The structure is neatly assembled, gradually building a portrait of a man and a manager through archive footage and clips and intercut with recent interviews. Whilst the film has a natural, chronological spine, the filmmakers punctuate the narrative with sequences of Charlton with his family in the present day, this adds another layer of testimony and illuminates some of the impacts and challenges of memory loss on those experiencing it, as well as their carers.

Access is king and by securing Charlton’s family, Clarke and Thomas were able to film many private domestic moments and recollections of Charlton’s life in the months leading up to his death. Reflections from the family also balance the production, by providing a counterpoint to the professional-life commentary in the film.

Contributors include former football players, Andy Townsend, Paul McGrath and Niall Quinn with a line-up of well-known faces including former Taoiseach Bertie Ahern, U2 drummer Larry Mullen Jr., and comedian, Brendan O’Carroll whose voices serve to reflect the cultural importance of the rise in fortunes of Ireland’s football team under Charlton’s leadership.

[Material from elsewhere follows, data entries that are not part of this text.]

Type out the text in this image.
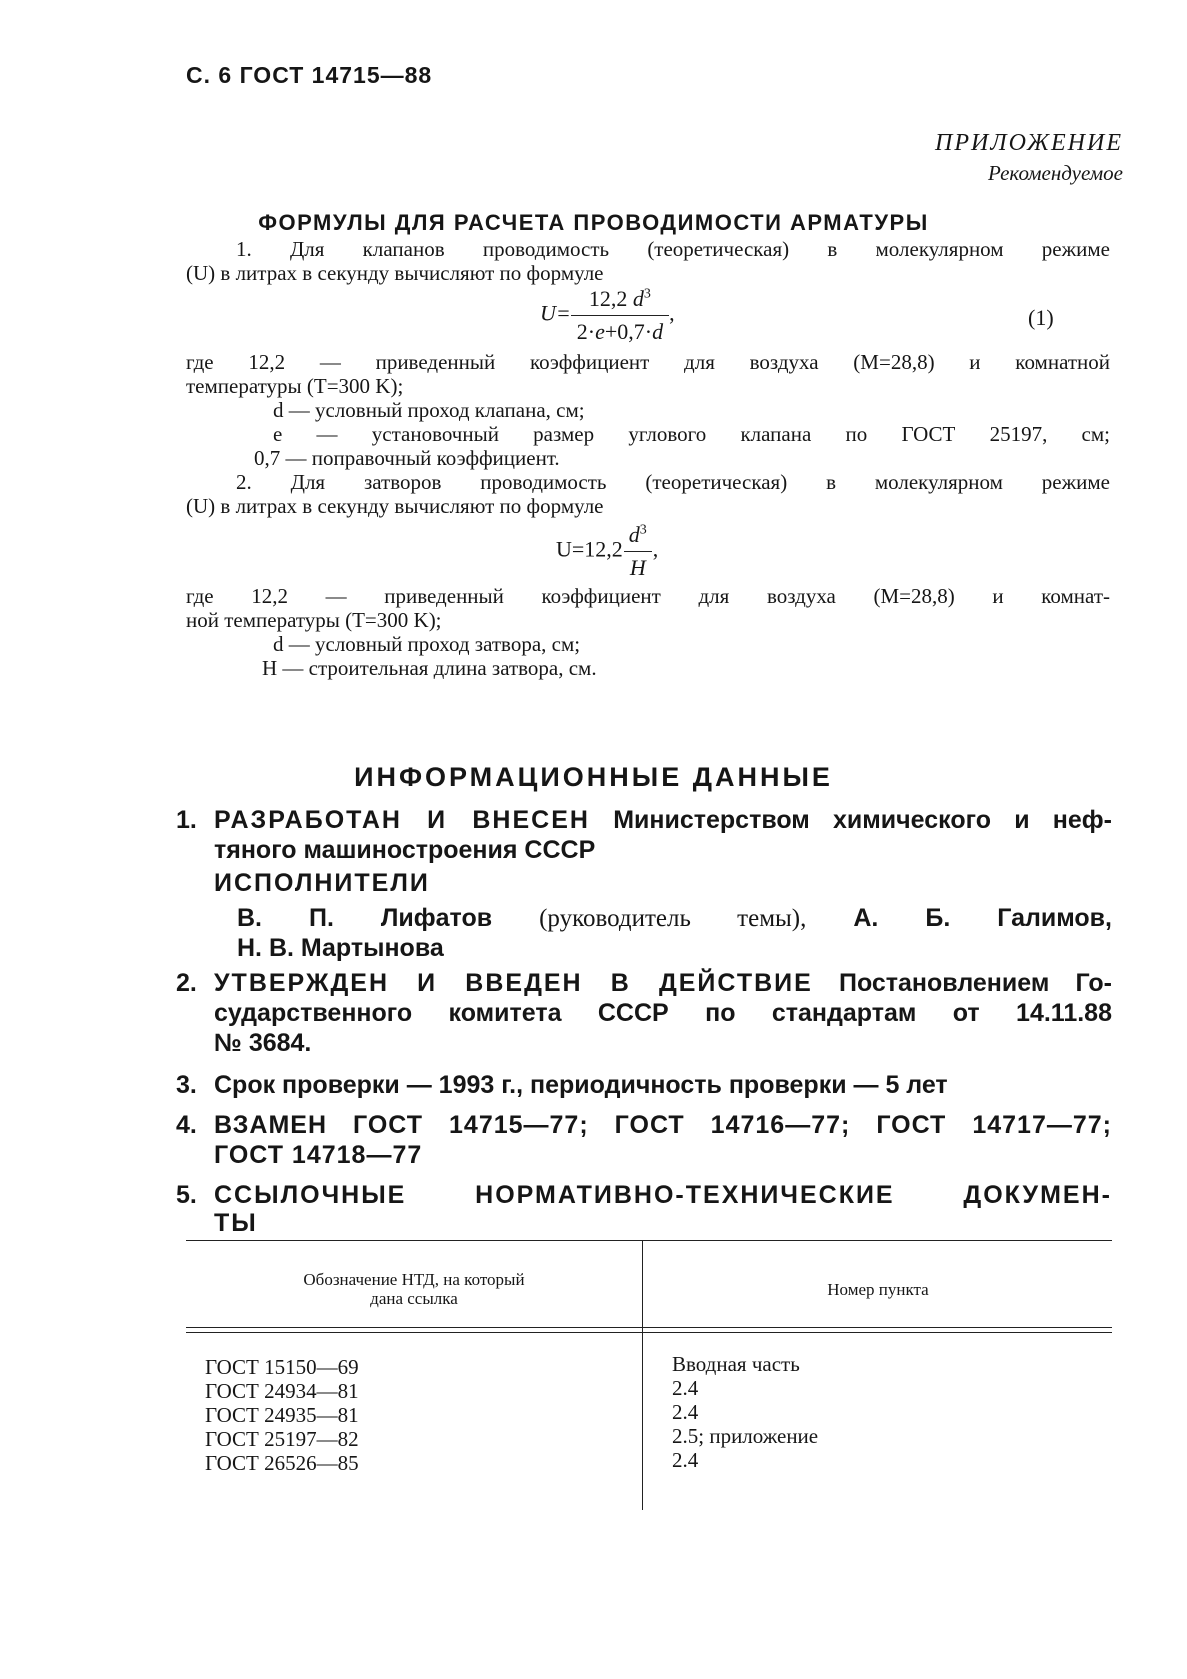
С. 6 ГОСТ 14715—88
ПРИЛОЖЕНИЕ
Рекомендуемое
ФОРМУЛЫ ДЛЯ РАСЧЕТА ПРОВОДИМОСТИ АРМАТУРЫ
1. Для клапанов проводимость (теоретическая) в молекулярном режиме
(U) в литрах в секунду вычисляют по формуле
$U= \frac{12,2 d^3}{2\cdot e+0,7\cdot d}$ ,	(1)
где 12,2 — приведенный коэффициент для воздуха (M=28,8) и комнатной
температуры (T=300 K);
d — условный проход клапана, см;
e — установочный размер углового клапана по ГОСТ 25197, см;
0,7 — поправочный коэффициент.
2. Для затворов проводимость (теоретическая) в молекулярном режиме
(U) в литрах в секунду вычисляют по формуле
$U=12,2 \frac{d^3}{H}$ ,
где 12,2 — приведенный коэффициент для воздуха (M=28,8) и комнат-
ной температуры (T=300 K);
d — условный проход затвора, см;
H — строительная длина затвора, см.
ИНФОРМАЦИОННЫЕ ДАННЫЕ
1. РАЗРАБОТАН И ВНЕСЕН Министерством химического и неф-
тяного машиностроения СССР
ИСПОЛНИТЕЛИ
В. П. Лифатов (руководитель темы), А. Б. Галимов,
Н. В. Мартынова
2. УТВЕРЖДЕН И ВВЕДЕН В ДЕЙСТВИЕ Постановлением Го-
сударственного комитета СССР по стандартам от 14.11.88
№ 3684.
3. Срок проверки — 1993 г., периодичность проверки — 5 лет
4. ВЗАМЕН ГОСТ 14715—77; ГОСТ 14716—77; ГОСТ 14717—77;
ГОСТ 14718—77
5. ССЫЛОЧНЫЕ НОРМАТИВНО-ТЕХНИЧЕСКИЕ ДОКУМЕН-
ТЫ
Обозначение НТД, на который
дана ссылка	Номер пункта
ГОСТ 15150—69
ГОСТ 24934—81
ГОСТ 24935—81
ГОСТ 25197—82
ГОСТ 26526—85
Вводная часть
2.4
2.4
2.5; приложение
2.4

A slew of handwritten notes that Charlton made over the years reveal his management style and philosophy, and mantras such as ‘be a dictator, … but a nice one’ populate the film to great effect and become an intriguing storytelling tool in their own right.

Charlton’s relationship with his famous younger brother, Sir Bobby Charlton, has always attracted a good deal of interest. A strained and difficult brotherly relationship emerges as the film progresses, but to the filmmakers’ credit they ask the pertinent questions and then move on and avoid pressing further into private family matters and in this instance, the film feels all the more authentic and tender for it.

Overall, the production is visually appealing with an eclectic mix of extreme close-ups, stylised wide-shots and a range of soft-focus framings, alongside a glut of terrific archive. Some of the film’s interview settings such as, empty halls and clubhouses are over-used as documentary backdrops. Similarly, the repetitive use of sea imagery in the interview set-ups for one of the film’s key contributors, former Irish squad player Paul McGrath, is another predictable ‘go-to’ location. McGrath talking about his personal struggles and his working relationship with Charlton, is powerful stuff and didn’t need an evocative setting, but these are small gripes.

This is a compelling and poignant film with an appeal that stretches much farther than the football stands, with its down-to-earth portrayal of an ambitious young man who went on to become a football legend - told by those who were closest to him.

Finding Jack Charlton is available on DVD & Digital Download from 23rd November.